After two rounds of balloting, not quite official Newbery style, we picked Hitler Youth (by Susan Campbell Bartoletti). Which, shamefully, was one I hadn’t finished reading. It was my bedtime story last night, but I put myself to bed relatively early because I had to meet my carpool at 7:30 this morning – for me, an ungodly hour. The year of nonfiction! Our honor choices were Criss Cross (Lynne Rae Perkins), Chicken Boy (Frances O’Roark Dowell), and Each Little Bird That Sings (Deborah Wiles).

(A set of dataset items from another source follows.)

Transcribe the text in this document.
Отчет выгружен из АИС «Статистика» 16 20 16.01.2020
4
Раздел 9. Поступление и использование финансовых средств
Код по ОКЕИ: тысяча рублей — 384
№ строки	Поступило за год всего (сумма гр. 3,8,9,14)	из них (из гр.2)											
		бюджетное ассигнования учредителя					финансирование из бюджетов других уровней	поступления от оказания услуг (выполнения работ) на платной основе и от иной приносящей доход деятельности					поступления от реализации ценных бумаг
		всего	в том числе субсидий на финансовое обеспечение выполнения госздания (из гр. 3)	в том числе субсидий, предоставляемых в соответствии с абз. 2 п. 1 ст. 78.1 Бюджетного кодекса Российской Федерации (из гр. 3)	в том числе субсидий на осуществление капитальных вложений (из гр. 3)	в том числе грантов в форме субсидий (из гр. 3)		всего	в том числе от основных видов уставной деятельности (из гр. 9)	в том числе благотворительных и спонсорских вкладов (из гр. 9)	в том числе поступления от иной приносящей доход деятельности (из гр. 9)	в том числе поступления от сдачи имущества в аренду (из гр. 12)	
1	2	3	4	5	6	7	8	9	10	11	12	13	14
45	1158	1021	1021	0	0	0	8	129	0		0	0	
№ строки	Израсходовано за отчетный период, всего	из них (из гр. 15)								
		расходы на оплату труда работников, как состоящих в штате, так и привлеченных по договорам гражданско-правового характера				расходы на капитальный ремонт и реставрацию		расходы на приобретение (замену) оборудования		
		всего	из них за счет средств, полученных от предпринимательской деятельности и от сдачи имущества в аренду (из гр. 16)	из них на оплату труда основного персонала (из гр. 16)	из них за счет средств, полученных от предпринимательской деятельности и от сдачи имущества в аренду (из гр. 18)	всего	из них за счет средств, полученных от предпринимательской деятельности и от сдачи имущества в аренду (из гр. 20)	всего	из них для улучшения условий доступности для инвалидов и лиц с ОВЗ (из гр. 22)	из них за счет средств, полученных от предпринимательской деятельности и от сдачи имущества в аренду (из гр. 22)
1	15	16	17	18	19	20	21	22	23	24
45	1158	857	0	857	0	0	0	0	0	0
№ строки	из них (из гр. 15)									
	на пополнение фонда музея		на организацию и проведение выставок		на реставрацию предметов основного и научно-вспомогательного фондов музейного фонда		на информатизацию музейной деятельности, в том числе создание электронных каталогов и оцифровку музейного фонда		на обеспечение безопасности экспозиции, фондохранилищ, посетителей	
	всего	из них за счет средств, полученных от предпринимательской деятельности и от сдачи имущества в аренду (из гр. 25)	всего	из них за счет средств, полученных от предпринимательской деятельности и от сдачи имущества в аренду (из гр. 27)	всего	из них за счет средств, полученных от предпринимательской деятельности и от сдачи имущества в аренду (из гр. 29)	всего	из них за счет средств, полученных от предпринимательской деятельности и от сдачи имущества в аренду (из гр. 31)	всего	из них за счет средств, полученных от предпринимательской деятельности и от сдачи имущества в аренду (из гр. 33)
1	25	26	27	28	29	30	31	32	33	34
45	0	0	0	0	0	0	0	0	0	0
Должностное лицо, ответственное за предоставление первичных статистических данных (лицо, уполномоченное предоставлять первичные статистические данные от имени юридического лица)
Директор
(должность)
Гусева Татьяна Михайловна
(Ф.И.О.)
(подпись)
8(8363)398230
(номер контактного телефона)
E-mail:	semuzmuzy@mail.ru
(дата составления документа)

There were about 30 librarians there – we were in three tables. First we covered the criteria for the Newbery, and the woman leading the workshop talked about her experiences on the real committee last year (that would be the committee that gave us…Kira-Kira. I don’t know anyone who likes Kira-Kira. Anyone? She was a big fan of Lizzy Bright and the Buckminster Boy, one of the honor books, so I suppose that redeemed her.) Then we discussed each of the fifteen books in our small groups, and had our first round of voting. Between the three groups, that gave us I think seven titles. We discussed those as a large group, and then did our next round of voting, which produced a winner.

The amazing thing to me was how people LOVED books that I couldn’t even make myself finish, and how other people tore to pieces the ones that I loved.

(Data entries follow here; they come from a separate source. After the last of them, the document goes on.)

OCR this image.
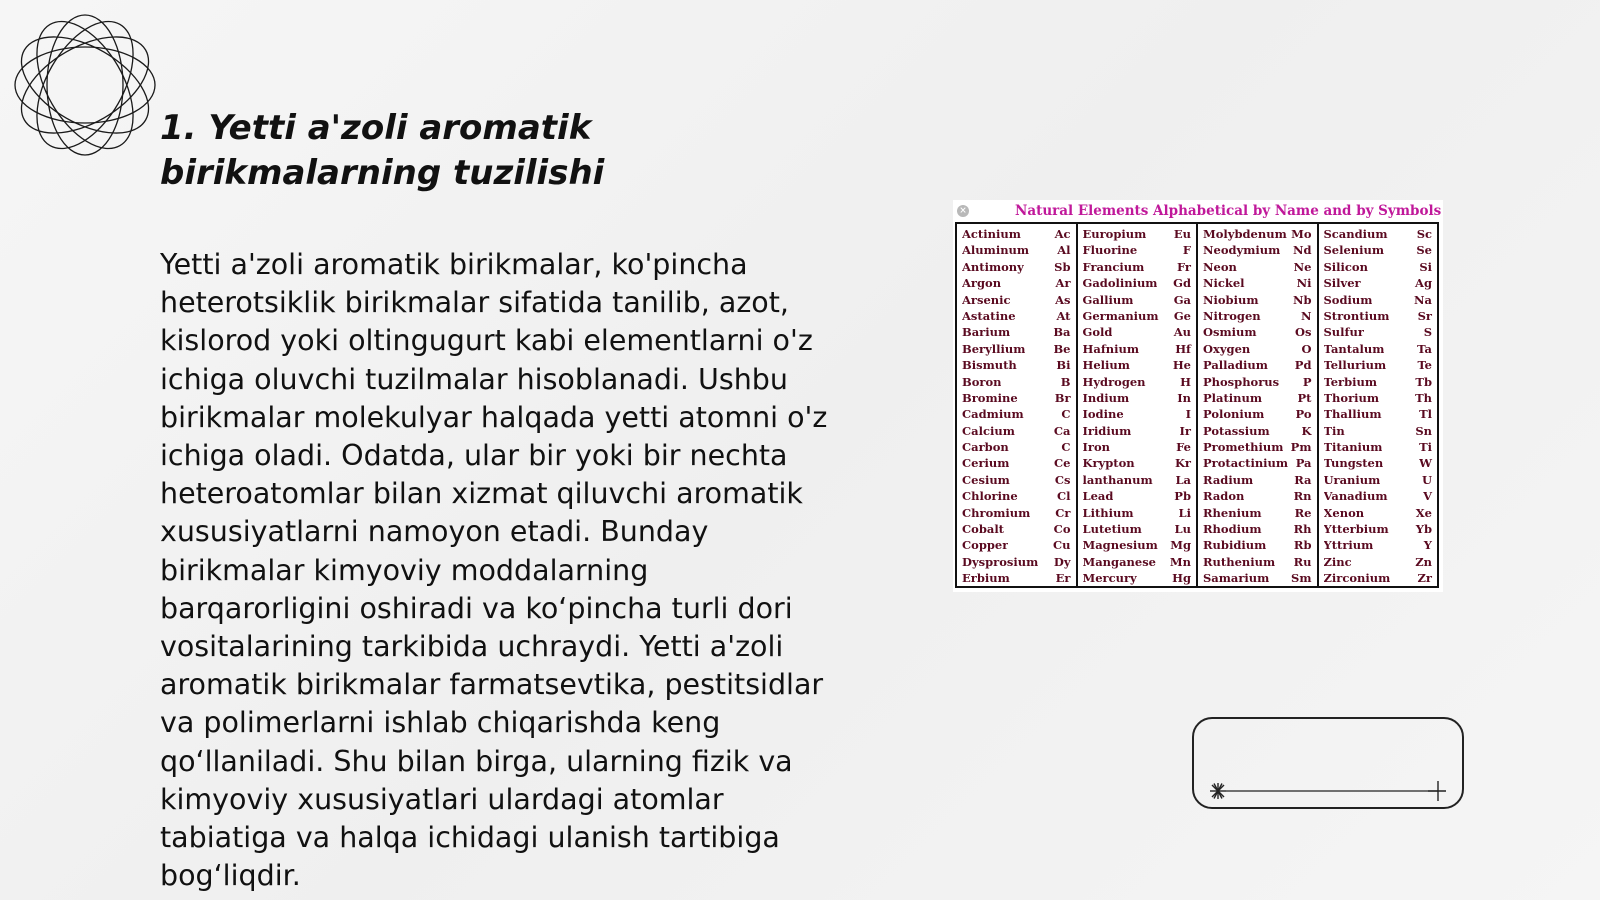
1. Yetti a'zoli aromatik birikmalarning tuzilishi

Yetti a'zoli aromatik birikmalar, ko'pincha heterotsiklik birikmalar sifatida tanilib, azot, kislorod yoki oltingugurt kabi elementlarni o'z ichiga oluvchi tuzilmalar hisoblanadi. Ushbu birikmalar molekulyar halqada yetti atomni o'z ichiga oladi. Odatda, ular bir yoki bir nechta heteroatomlar bilan xizmat qiluvchi aromatik xususiyatlarni namoyon etadi. Bunday birikmalar kimyoviy moddalarning barqarorligini oshiradi va ko‘pincha turli dori vositalarining tarkibida uchraydi. Yetti a'zoli aromatik birikmalar farmatsevtika, pestitsidlar va polimerlarni ishlab chiqarishda keng qo‘llaniladi. Shu bilan birga, ularning fizik va kimyoviy xususiyatlari ulardagi atomlar tabiatiga va halqa ichidagi ulanish tartibiga bog‘liqdir.

×	Natural Elements Alphabetical by Name and by Symbols
Actinium	Ac
Aluminum Al
Antimony	Sb
Argon	Ar
Arsenic	As
Astatine	At
Barium	Ba
Beryllium Be
Bismuth	Bi
Boron	B
Bromine	Br
Cadmium	C
Calcium	Ca
Carbon	C
Cerium	Ce
Cesium	Cs
Chlorine	Cl
Chromium Cr
Cobalt	Co
Copper	Cu
Dysprosium Dy
Erbium	Er
Europium Eu
Fluorine	F
Francium	Fr
Gadolinium Gd
Gallium	Ga
Germanium Ge
Gold	Au
Hafnium	Hf
Helium	He
Hydrogen	H
Indium	In
Iodine	I
Iridium	Ir
Iron	Fe
Krypton	Kr
lanthanum La
Lead	Pb
Lithium	Li
Lutetium	Lu
Magnesium Mg
Manganese Mn
Mercury	Hg
Molybdenum Mo
Neodymium Nd
Neon	Ne
Nickel	Ni
Niobium	Nb
Nitrogen	N
Osmium	Os
Oxygen	O
Palladium Pd
Phosphorus P
Platinum	Pt
Polonium	Po
Potassium	K
Promethium Pm
Protactinium Pa
Radium	Ra
Radon	Rn
Rhenium	Re
Rhodium	Rh
Rubidium Rb
Ruthenium Ru
Samarium Sm
Scandium	Sc
Selenium	Se
Silicon	Si
Silver	Ag
Sodium	Na
Strontium Sr
Sulfur	S
Tantalum	Ta
Tellurium	Te
Terbium	Tb
Thorium	Th
Thallium	Tl
Tin	Sn
Titanium	Ti
Tungsten	W
Uranium	U
Vanadium	V
Xenon	Xe
Ytterbium Yb
Yttrium	Y
Zinc	Zn
Zirconium Zr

My top five, because you’re dying to know, would probably be (in no particular order):

Chicken Boy
Good Brother, Bad Brother
The Misadventures of Maude March
Each Little Bird That Sings
Hitler Youth (although I’m not quite finished with it…)

The best part was sitting there with a bunch of people and hashing it out. Pros and cons. Fiction vs nonfiction. I kept thinking of people like these and what they would contribute to the discussion. Would you slap us silly? Pat us on the back? What’s the most distinguished?